Cameron Parkins, January 30th, 2009

wikihowwikiHow, a community site that aims to be the world’s largest how-to manual, just reached the incredible milestone of 50,000 articles with the publication of How to Obtain a Copy of Your Birth Certificate in New Mexico. All of the content on wikiHow is released under a CC BY-NC-SA license, keeping the content therein open for sharing and reuse according as long as the reuse is noncommercial in intent, the author(s) is properly attributed, and any derivative works are shared under the same license. This has broad ramifications, described by Rebbeca Rojer a little over a year ago as wikiHow passed the 25,000 article mark:

wikiHow is a great example of the possibilities for participatory culture opened by Creative Commons licenses. According to wikiHow founder, Jack Herrick, “Creative Commons licensing has been a necessary ingredient of our success thus far. These licenses allow others to easily share, republish and modify our content which furthers our mission. In addition, the licenses provide our editors with the “Right to Fork”, which gives our community comfort that their work will always be freely available to them and others.”

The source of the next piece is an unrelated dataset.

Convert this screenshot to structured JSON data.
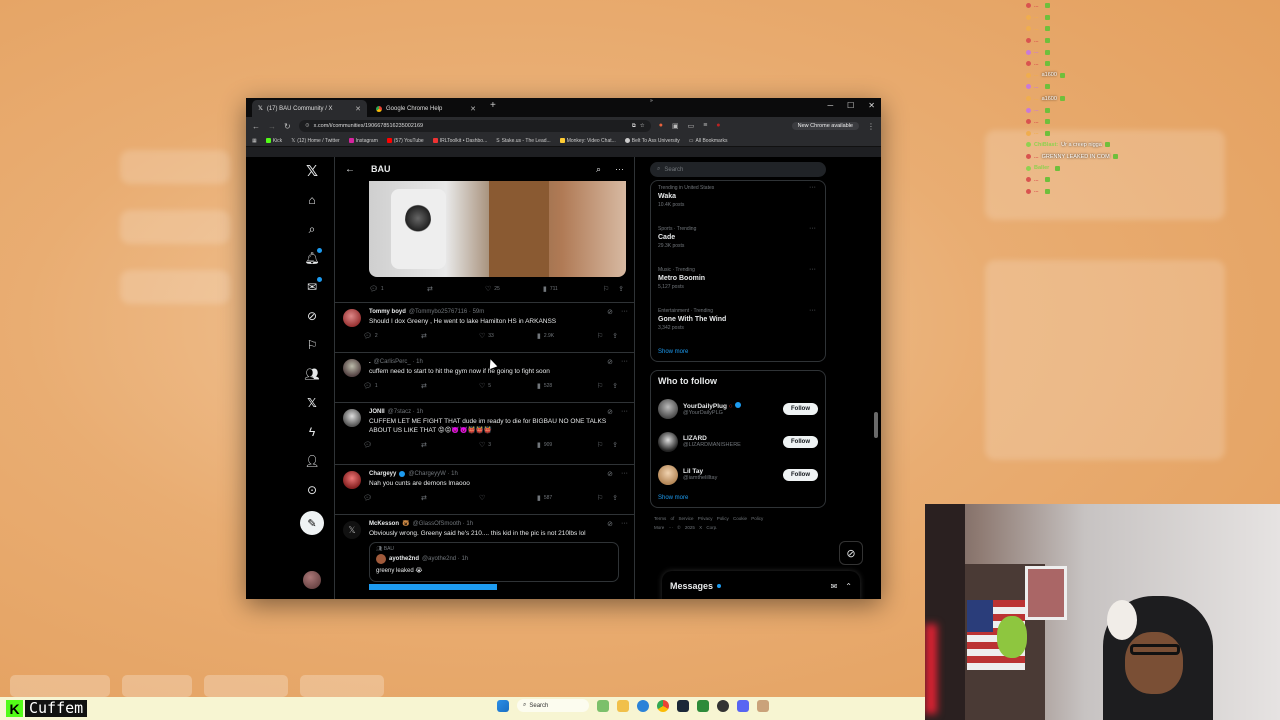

Jack continues “I’m optimistic that one day wikiHow will offer accurate, helpful how-to instructions on almost every topic in almost every language. I’m looking forward to sharing a how-to manual in Arabic, Chinese, German, Hindi, Japanese, Polish and many other languages we don’t currently serve. Fortunately Creative Commons licensing exists in all these languages and will help us along this path.”

Congratulations to wikiHow, who are ever supportive of Creative Commons both in their mission and their actions.